When did your appetite for film reveal itself?
I started playing basketball in college. My first time ever witnessing a movie set was when I went to college in New Mexico. There was a movie being shot with George Clooney, and they gave me the opportunity to be on set for credit. All of this was happening in 2009, and to be honest, I didn’t expect to become a filmmaker after that. During the following year, I left college and I didn’t know what I was going to be doing. I ended up meeting this director named Lenny Wilson who said I reminded him of a young Idris Elba. He also pushed me into acting. Along with acting, I became a filmmaker in 2013 because of a tense situation between me and a director.
Relocating to pursue a passion isn’t always easy. Talk about your move from New Jersey to Los Angeles.
I was finishing a film called “Fourth Quarter” and I told myself that after the film, I was going to go to L.A. and go to another level. From there, I stuck with what I said I was going to do. I finished the movie in January of 2016, had a going-away party, and moved to L.A. in March of 2016. I set a goal for myself to obtain a position at a studio, and I got hired at Warner Bros. Studio. I wanted to build my own connections with people instead of going to other people for favors, so that’s why I chose to work at a movie studio over anywhere else.
How does your position at Warner Bros. help to facilitate your goals in filmmaking?
It’s very encouraging. I get to see how filmmakers come together as a team, in any condition. Whether it’s rain or snow, they still get together and work. I work hands-on, on every set. I’m not in an office. I’m out in the open, and on-set. I see everything around me, and this is nothing but free school for me.

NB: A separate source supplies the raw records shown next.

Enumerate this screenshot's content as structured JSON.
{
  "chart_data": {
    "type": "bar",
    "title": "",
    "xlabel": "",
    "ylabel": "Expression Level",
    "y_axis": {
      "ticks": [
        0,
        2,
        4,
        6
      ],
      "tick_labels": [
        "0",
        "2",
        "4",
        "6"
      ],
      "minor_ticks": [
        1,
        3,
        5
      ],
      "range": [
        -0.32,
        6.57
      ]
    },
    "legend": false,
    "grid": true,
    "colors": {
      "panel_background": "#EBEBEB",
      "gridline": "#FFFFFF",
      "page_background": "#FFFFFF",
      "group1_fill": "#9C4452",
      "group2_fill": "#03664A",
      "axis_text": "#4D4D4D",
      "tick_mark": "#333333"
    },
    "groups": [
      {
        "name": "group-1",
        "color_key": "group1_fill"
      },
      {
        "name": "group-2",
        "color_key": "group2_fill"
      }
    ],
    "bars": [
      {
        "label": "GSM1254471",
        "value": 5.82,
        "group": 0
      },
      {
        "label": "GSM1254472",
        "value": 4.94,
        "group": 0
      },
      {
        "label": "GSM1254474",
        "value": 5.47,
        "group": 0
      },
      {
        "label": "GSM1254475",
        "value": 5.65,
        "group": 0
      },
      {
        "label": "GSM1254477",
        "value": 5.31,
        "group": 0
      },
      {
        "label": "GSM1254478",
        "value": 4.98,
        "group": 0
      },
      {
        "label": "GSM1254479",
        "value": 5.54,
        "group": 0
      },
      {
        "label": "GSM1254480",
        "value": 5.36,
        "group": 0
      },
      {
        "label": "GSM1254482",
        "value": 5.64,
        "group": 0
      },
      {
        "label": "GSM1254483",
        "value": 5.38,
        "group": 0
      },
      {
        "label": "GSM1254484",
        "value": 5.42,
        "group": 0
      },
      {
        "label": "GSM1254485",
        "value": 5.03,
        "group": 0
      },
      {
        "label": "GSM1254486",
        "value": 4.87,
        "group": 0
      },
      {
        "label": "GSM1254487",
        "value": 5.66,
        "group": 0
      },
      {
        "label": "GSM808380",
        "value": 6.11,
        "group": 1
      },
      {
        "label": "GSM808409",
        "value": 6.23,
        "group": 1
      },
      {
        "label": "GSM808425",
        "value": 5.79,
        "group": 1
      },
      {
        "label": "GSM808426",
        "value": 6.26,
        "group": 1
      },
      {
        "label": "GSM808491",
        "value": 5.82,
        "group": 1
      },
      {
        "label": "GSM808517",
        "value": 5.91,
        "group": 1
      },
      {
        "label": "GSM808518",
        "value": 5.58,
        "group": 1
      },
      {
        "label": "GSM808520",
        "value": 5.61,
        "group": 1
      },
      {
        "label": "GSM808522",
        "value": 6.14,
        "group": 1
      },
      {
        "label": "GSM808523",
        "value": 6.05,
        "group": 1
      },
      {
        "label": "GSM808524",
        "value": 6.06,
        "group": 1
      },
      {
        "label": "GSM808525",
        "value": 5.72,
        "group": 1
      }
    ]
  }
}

Which process do you relish more; creating a film, or the finalization of the film?
The writing process is long. You have so many drafts you have to review, and the process gets longer at each level. I like the finalization process more because I finally get to see something on-screen that I’ve written for so long.
I had a table read for my movie, Change of Heart this past Sunday, and everyone was crying real tears. I had all of my characters standing up and [immersing] themselves in their roles which made for an emotional set. To see things come alive is a more rewarding feeling for me than writing.
Talk about the differences between your films “Last Love Lost,” “Fourth Quarter” and “Change of Heart.”
With “Last Love Lost,” I didn’t have many expectations because this was my first movie. It’s funny because the movie made its TV debut this past week. That was the goal for “LLL,” along with winning a few film festivals, which I also accomplished. I knew “LLL” was going to be a great movie because it touches on domestic violence, which is a significant issue in our society. With “Fourth Quarter” I had more fun as a director. It’s a high-school thriller that I made with my friends who are also actors. I also was an actor in “FQ.” “FQ” was the best set that I’ve been on to date. “Change of Heart” is a film about a young man who witnessed his autistic brother being shot by the police. With “COH,” I’m going after award-winning actors and actresses such as Forest Whitaker, Charles Dutton, Viola Davis, and Kimberly Elise. I feel like I’m in the major leagues with this project, and I’m just getting started.